France, Turkey pledge to foster economic ties
Turkish President Abdullah Gül delivers a speech at Turkish-French Business Forum, adressing business leaders and French President François Hollande. AA PhotoFrench President François Hollande’s landmark Turkey visit has pumped a fresh impetus into the nations’ economic ties that have already been on a mending track particularly after a key nuclear partnership deal.
Scores of agreements between Turkish and French parties inked over the past two days and a vast business forum that witnessed business representatives of both parties having close contacts have also sealed the determination of sides to boost long-neglected ties.
Speaking at the Turkish-French Business Forum held in Istanbul on Jan. 28, Turkish President Abdullah Gül said Turkey was ready to enter into a cross-industry partnership with France in order to build a better relationship between the two countries.

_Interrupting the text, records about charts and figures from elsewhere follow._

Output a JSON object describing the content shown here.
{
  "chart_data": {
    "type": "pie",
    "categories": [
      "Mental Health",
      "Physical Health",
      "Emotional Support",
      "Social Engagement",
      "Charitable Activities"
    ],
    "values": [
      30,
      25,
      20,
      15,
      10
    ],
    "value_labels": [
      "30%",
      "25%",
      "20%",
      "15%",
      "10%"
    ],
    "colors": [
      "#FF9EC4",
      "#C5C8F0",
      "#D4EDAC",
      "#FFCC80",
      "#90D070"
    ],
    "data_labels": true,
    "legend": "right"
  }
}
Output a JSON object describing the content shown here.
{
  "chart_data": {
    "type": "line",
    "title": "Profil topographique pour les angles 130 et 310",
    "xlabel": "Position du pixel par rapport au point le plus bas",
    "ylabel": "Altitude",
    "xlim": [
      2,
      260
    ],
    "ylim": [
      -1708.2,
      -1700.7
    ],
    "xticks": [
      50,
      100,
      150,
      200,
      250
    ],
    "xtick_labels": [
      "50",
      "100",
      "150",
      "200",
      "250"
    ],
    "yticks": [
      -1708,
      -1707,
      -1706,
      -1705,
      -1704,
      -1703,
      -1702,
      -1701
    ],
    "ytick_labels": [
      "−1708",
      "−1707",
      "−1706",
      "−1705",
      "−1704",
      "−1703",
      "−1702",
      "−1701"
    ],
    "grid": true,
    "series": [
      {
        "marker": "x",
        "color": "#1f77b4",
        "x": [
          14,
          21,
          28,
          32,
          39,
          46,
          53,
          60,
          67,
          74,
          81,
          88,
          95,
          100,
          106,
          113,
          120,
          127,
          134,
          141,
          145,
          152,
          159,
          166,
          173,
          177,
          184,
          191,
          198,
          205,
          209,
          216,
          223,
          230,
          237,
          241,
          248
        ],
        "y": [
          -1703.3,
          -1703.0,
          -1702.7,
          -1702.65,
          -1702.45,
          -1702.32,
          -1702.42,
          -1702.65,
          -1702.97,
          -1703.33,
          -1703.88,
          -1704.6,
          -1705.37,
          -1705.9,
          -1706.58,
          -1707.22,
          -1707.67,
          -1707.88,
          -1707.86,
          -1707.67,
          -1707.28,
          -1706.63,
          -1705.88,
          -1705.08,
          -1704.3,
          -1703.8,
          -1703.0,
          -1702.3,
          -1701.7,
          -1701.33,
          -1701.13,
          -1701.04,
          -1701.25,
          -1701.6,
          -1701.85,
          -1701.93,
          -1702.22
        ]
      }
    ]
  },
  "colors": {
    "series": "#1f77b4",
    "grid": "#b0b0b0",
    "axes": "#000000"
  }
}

“Turkey is ready to cooperate with France in every field of industry, including steam power plants and alternative energy sources, as well as tourism, culture, and education,” Anadolu Agency quoted Gül as saying in his address to businessmen.
“Bilateral relations between Turkey and France have been interrupted because of some issues not quite related to the very nature of our relations which also affected negatively our economic cooperation,” he admitted.
“Therefore, we need to return to our nature again,” he continued, praising Hollande’s visit as a beginning of this new period.
Speaking at the same meeting, Hollande expressed his country’s desire to recover economic relations with Turkey as well, urging businessmen of both nations to make efforts to help elevate trade volume between countries to the desired level, which was 20 billion euros, according to him.
Currently the trade between Turkey and France is around the 12 billion euros level and there are 450 French companies operating in Turkey.
Hollande also expressed his regrets over declining French investment in Turkey, which dropped to 3 percent of total investments in 2012, down from 6 percent 2002, vowing to reverse this situation.